El designado ministro de Agricultura, Indalecio Dangond Baquero, activó de inmediato las expectativas de los principales sectores productivos del campo colombiano. 

La respuesta institucional no se hizo esperar: la Confederación Cauchera Colombiana, Confecaucho, junto con el Fondo de Fomento Cauchero, FFC, y la Corporación Centro de Investigación en Caucho, Cenicaucho, salieron al paso para felicitar al nuevo jefe de la cartera y plantarle formalmente los retos urgentes que enfrenta este renglón agroindustrial.

Para las organizaciones gremiales, la llegada de Dangond Baquero representa una ventana de oportunidad única para afianzar una alianza público-privada en favor de más de 8.000 familias productoras. 

El cultivo de caucho natural abarca hoy más de 60 mil hectáreas sembradas en departamentos clave como Meta, Caquetá, Santander, Vichada, Antioquia y Córdoba, constituyendo un motor económico y social estratégico para la consolidación del desarrollo rural.

Los cuellos de botella que frenan al sector

A pesar del enorme potencial de la agroindustria, la dirigencia cauchera le advirtió al Gobierno Nacional sobre cuatro problemáticas complejas que amenazan la rentabilidad de las plantaciones:

Precios inestables y volatilidad del mercado. La marcada fluctuación de las cotizaciones locales e internacionales impacta negativamente los ingresos de los pequeños y medianos pautadores.

Esccasez de mano de obra y falta de relevo generacional. El desplazamiento de trabajadores atraídos por economías no formales (minería ilegal) en la frontera agrícola, sumado al impacto del conflicto armado y al desinterés de los jóvenes en el agro, ha puesto en riesgo la recolección y el relevo generacional.

Infraestructura vial deficient. El mal estado de las vías terciarias encarece sustancialmente el flete de transporte de látex líquido y caucho seco hacia los centros de transformación agroindustrial.

Vacíos en asistencia técnica y financiamiento. Se requieren esquemas de crédito de fomento flexibles y apoyo científico para sostener los niveles de productividad y calidad.

“Su nombramiento representa una oportunidad para fortalecer el vínculo entre el Gobierno Nacional y los productores caucheros, quienes sostienen con esfuerzo una agroindustria que aporta al desarrollo económico, social y ambiental del país.
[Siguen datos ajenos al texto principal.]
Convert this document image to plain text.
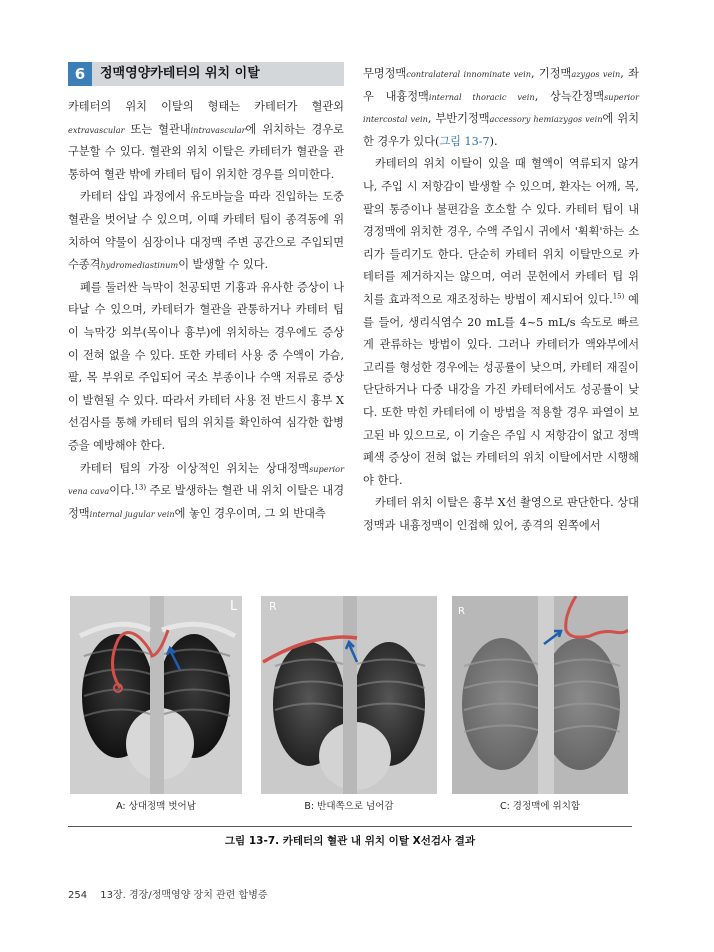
6	정맥영양카테터의 위치 이탈

카테터의 위치 이탈의 형태는 카테터가 혈관외extravascular 또는 혈관내intravascular에 위치하는 경우로 구분할 수 있다. 혈관외 위치 이탈은 카테터가 혈관을 관통하여 혈관 밖에 카테터 팁이 위치한 경우를 의미한다.

카테터 삽입 과정에서 유도바늘을 따라 진입하는 도중 혈관을 벗어날 수 있으며, 이때 카테터 팁이 종격동에 위치하여 약물이 심장이나 대정맥 주변 공간으로 주입되면 수종격hydromediastinum이 발생할 수 있다.

폐를 둘러싼 늑막이 천공되면 기흉과 유사한 증상이 나타날 수 있으며, 카테터가 혈관을 관통하거나 카테터 팁이 늑막강 외부(목이나 흉부)에 위치하는 경우에도 증상이 전혀 없을 수 있다. 또한 카테터 사용 중 수액이 가슴, 팔, 목 부위로 주입되어 국소 부종이나 수액 저류로 증상이 발현될 수 있다. 따라서 카테터 사용 전 반드시 흉부 X선검사를 통해 카테터 팁의 위치를 확인하여 심각한 합병증을 예방해야 한다.

카테터 팁의 가장 이상적인 위치는 상대정맥superior vena cava이다.$^{13)}$ 주로 발생하는 혈관 내 위치 이탈은 내경정맥internal jugular vein에 놓인 경우이며, 그 외 반대측

무명정맥contralateral innominate vein, 기정맥azygos vein, 좌우 내흉정맥internal thoracic vein, 상늑간정맥superior intercostal vein, 부반기정맥accessory hemiazygos vein에 위치한 경우가 있다(그림 13-7).

카테터의 위치 이탈이 있을 때 혈액이 역류되지 않거나, 주입 시 저항감이 발생할 수 있으며, 환자는 어깨, 목, 팔의 통증이나 불편감을 호소할 수 있다. 카테터 팁이 내경정맥에 위치한 경우, 수액 주입시 귀에서 '휙휙'하는 소리가 들리기도 한다. 단순히 카테터 위치 이탈만으로 카테터를 제거하지는 않으며, 여러 문헌에서 카테터 팁 위치를 효과적으로 재조정하는 방법이 제시되어 있다.$^{15)}$ 예를 들어, 생리식염수 20 mL를 4~5 mL/s 속도로 빠르게 관류하는 방법이 있다. 그러나 카테터가 액와부에서 고리를 형성한 경우에는 성공률이 낮으며, 카테터 재질이 단단하거나 다중 내강을 가진 카테터에서도 성공률이 낮다. 또한 막힌 카테터에 이 방법을 적용할 경우 파열이 보고된 바 있으므로, 이 기술은 주입 시 저항감이 없고 정맥폐색 증상이 전혀 없는 카테터의 위치 이탈에서만 시행해야 한다.

카테터 위치 이탈은 흉부 X선 촬영으로 판단한다. 상대정맥과 내흉정맥이 인접해 있어, 종격의 왼쪽에서

L	R	R
A: 상대정맥 벗어남	B: 반대쪽으로 넘어감	C: 경정맥에 위치함
그림 13-7. 카테터의 혈관 내 위치 이탈 X선검사 결과
254 13장. 경장/정맥영양 장치 관련 합병증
Confiamos en que estos desafíos se transformen en oportunidades de crecimiento", dijo Fernando García Rubio, director ejecutivo de Confecaucho y Cenicaucho.

Una gran oportunidad: sustituir importaciones y capturar carbono

A pesar del diagnóstico crítico, las cifras demuestran un inmenso potencial de crecimiento. Colombia consume anualmente cerca de 25 mil toneladas de caucho seco para sectores como la fabricación de llantas, calzado, piezas automotrices e insumos médicos. No obstante, el 65 % de esta materia prima debe ser importada desde países asiáticos, lo que abre una clara ventana de mercado interno para la producción nacional si se reactiva el fomento al cultivo.

Adicionalmente, en materia ambiental, el caucho se posiciona como una de las cadenas más alineadas con la agenda de sostenibilidad y transición energética del país: cada hectárea de caucho sembrada logra capturar entre 10 y 15 toneladas de CO2 al año, convirtiendo estas plantaciones en auténticos sumideros de carbono y ejes de bioeconomía en las regiones campesinas.